Poornima DeBolle, Co-founder and Chief Product Officer, Menlo Security:
How has the women workforce in cyber security evolved over recent years? Where is it heading?
A decade ago, security was about connecting and accessing good/bad content. The industry was much more product oriented and security know-how was focused on network and application stack rather than familiarity with the threat landscape. In recent years, with the rise of financially motivated and nation state cyber adversaries, the market has shifted to focus more on threat research and intricate knowledge of the adversaries. With this shift, and the predominance of men in the threat research community, women have lost ground in cybersecurity. Where we previously saw a product approach to security, I expect the next generation of security leaders will be those who know what China, Russia, or other nation-state actors are up to on a daily basis.
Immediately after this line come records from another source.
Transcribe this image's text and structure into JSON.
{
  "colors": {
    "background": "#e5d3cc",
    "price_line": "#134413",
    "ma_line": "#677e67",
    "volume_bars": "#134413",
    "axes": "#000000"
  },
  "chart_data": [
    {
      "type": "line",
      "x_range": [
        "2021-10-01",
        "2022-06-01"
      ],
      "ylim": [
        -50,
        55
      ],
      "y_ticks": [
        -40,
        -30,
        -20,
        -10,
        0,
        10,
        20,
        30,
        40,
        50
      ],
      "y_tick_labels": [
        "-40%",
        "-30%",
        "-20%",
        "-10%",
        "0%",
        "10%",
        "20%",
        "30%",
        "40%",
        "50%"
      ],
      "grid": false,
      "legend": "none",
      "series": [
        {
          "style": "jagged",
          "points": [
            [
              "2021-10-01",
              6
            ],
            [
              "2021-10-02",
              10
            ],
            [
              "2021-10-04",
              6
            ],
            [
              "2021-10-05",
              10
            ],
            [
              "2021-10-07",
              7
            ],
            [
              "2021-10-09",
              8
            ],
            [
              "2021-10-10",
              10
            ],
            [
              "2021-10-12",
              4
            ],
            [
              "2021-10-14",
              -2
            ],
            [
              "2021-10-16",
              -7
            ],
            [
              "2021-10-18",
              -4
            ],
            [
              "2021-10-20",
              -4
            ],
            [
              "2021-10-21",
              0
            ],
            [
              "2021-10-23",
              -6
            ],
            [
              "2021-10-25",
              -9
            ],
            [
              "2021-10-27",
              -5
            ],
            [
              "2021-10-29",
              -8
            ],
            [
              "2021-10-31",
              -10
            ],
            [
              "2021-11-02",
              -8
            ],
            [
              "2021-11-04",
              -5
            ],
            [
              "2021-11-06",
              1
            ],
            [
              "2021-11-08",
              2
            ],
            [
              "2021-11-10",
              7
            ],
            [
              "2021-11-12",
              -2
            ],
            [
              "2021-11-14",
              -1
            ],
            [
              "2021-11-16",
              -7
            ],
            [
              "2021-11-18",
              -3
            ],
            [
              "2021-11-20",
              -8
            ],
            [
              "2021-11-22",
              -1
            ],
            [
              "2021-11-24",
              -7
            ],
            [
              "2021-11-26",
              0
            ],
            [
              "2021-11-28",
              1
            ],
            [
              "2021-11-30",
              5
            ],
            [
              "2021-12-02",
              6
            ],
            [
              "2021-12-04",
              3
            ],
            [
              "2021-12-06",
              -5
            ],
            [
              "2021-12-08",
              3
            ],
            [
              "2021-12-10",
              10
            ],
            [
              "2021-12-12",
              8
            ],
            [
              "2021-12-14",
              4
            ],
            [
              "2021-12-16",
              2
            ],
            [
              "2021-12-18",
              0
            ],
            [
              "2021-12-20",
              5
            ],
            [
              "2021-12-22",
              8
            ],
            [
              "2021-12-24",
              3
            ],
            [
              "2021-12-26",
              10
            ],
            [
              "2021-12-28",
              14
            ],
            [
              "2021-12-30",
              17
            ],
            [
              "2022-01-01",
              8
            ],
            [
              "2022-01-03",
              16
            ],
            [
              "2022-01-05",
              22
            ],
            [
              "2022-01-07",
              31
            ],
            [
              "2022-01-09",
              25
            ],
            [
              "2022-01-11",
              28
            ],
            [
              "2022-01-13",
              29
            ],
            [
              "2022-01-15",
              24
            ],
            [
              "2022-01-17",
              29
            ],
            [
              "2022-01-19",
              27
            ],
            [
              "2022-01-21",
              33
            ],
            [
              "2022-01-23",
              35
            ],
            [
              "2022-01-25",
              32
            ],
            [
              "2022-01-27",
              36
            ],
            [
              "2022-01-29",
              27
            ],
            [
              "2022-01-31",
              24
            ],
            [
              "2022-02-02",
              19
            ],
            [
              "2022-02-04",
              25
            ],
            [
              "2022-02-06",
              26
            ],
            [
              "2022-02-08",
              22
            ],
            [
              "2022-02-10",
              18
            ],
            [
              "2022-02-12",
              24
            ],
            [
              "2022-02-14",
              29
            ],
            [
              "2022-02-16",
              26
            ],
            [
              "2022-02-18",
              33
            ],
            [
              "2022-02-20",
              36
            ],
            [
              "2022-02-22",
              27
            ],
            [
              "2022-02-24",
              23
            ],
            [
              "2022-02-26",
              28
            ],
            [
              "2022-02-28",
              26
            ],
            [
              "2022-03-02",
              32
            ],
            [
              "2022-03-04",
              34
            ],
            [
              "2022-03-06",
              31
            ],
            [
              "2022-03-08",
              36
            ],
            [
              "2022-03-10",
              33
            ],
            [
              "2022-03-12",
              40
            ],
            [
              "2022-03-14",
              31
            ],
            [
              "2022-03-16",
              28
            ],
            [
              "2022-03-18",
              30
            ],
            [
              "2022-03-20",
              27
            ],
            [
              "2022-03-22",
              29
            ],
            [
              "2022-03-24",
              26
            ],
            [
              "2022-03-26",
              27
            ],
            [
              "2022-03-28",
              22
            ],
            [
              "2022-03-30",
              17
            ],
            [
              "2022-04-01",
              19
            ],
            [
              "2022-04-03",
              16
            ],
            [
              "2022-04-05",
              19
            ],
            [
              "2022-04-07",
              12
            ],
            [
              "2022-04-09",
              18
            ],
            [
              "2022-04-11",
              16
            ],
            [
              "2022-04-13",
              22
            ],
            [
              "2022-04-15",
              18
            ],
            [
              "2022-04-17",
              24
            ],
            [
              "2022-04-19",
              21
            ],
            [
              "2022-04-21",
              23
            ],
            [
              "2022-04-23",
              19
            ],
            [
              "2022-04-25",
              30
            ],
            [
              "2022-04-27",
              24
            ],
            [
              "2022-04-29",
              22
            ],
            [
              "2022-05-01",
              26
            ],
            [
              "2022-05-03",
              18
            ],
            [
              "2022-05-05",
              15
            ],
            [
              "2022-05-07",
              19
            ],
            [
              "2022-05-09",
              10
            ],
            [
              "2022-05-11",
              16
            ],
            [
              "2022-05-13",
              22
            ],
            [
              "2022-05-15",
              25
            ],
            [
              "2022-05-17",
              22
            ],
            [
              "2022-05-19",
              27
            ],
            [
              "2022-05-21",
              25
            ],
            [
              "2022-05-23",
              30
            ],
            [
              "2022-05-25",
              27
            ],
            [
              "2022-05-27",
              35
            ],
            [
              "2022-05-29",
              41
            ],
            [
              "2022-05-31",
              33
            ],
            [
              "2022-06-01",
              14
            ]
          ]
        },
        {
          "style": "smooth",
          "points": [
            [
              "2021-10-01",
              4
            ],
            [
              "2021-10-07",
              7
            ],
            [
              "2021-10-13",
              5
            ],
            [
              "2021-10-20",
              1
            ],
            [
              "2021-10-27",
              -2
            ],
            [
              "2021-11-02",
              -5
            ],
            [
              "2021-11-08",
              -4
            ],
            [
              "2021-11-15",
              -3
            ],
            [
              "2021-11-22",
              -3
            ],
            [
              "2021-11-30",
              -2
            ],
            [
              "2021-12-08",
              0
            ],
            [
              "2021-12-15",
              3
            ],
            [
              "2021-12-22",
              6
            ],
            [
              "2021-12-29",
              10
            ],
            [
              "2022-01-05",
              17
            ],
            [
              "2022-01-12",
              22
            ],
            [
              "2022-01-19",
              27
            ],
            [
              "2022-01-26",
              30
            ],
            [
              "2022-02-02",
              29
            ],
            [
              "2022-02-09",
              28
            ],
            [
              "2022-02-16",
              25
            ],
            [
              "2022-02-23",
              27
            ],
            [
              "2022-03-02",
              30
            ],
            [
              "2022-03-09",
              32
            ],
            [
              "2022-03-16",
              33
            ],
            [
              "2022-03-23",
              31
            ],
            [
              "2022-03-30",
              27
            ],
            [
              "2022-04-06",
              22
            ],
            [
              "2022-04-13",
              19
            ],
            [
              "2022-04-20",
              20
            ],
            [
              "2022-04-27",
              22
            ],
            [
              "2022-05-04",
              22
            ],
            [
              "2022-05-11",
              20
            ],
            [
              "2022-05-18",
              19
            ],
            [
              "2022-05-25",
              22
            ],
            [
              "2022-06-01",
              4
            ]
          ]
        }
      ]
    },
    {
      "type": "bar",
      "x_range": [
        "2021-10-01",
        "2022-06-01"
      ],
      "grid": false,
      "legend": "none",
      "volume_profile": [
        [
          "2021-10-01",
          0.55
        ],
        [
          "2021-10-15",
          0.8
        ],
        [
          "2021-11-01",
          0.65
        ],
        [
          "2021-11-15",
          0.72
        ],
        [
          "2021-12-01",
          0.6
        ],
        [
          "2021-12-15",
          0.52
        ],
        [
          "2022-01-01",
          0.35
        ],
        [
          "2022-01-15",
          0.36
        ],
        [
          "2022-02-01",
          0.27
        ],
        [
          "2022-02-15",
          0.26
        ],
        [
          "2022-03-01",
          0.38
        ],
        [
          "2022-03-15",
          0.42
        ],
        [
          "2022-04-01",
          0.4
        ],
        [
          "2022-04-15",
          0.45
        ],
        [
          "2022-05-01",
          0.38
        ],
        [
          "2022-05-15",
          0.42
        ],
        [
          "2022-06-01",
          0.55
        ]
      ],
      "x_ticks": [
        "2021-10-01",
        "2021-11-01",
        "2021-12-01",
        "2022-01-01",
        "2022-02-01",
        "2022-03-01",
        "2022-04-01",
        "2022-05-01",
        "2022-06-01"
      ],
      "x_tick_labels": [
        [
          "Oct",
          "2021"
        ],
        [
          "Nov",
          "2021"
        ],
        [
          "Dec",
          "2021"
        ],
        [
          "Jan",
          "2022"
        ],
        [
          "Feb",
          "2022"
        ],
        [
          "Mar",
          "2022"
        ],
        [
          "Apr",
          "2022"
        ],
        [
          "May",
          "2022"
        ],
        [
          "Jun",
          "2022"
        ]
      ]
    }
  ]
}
What advice would you give to young women looking to enter into cyber security?
When I talk to women looking to enter the field of cyber security, I point them to three key considerations for success:
Recognize that women empowerment can come from both men and women. I wouldn’t be where I am without my husband’s support. Men - whether they are your partner, colleague or mentor - can be strong advocates in progressing your agenda, so partner with them.
Don’t be afraid to ask questions and speak your mind. There’s no such thing as a stupid question, so don’t stay silent. Voice your questions and participate in the discussion.
Be confident, focus on the content and get the message right. Once you have the engagement from your audience, delve into the details and bring them along.
How can we get more women involved in cyber security?
At the end of the day, getting women involved in cybersecurity is a pipeline problem, which means you have to catch it early in the cycle. Growing up in India with a woman Prime Minister, I internalized that men and women can both be Prime Ministers - that was a powerful image for thousands of young girls. There is a clear psychological impact of having women leaders that mitigates the "imposter syndrome" that women often encounter in cybersecurity and engineering in general. The bottom line is that girls need strong women role models growing up and throughout their career to show them the glass ceiling can be broken and encourage them to reach even further.
Once you get to a certain level of seniority within the security industry, there’s almost no female representation, especially in engineering and product management, and nearly 99% of the time I’m the only woman in my meetings. There are probably women who are on the cusp of being ready for leadership, but how do you mentor them to bring them to the next level? The key is recognizing that cultural change starts from the top and implementing programs that provide a platform for underrepresented voices.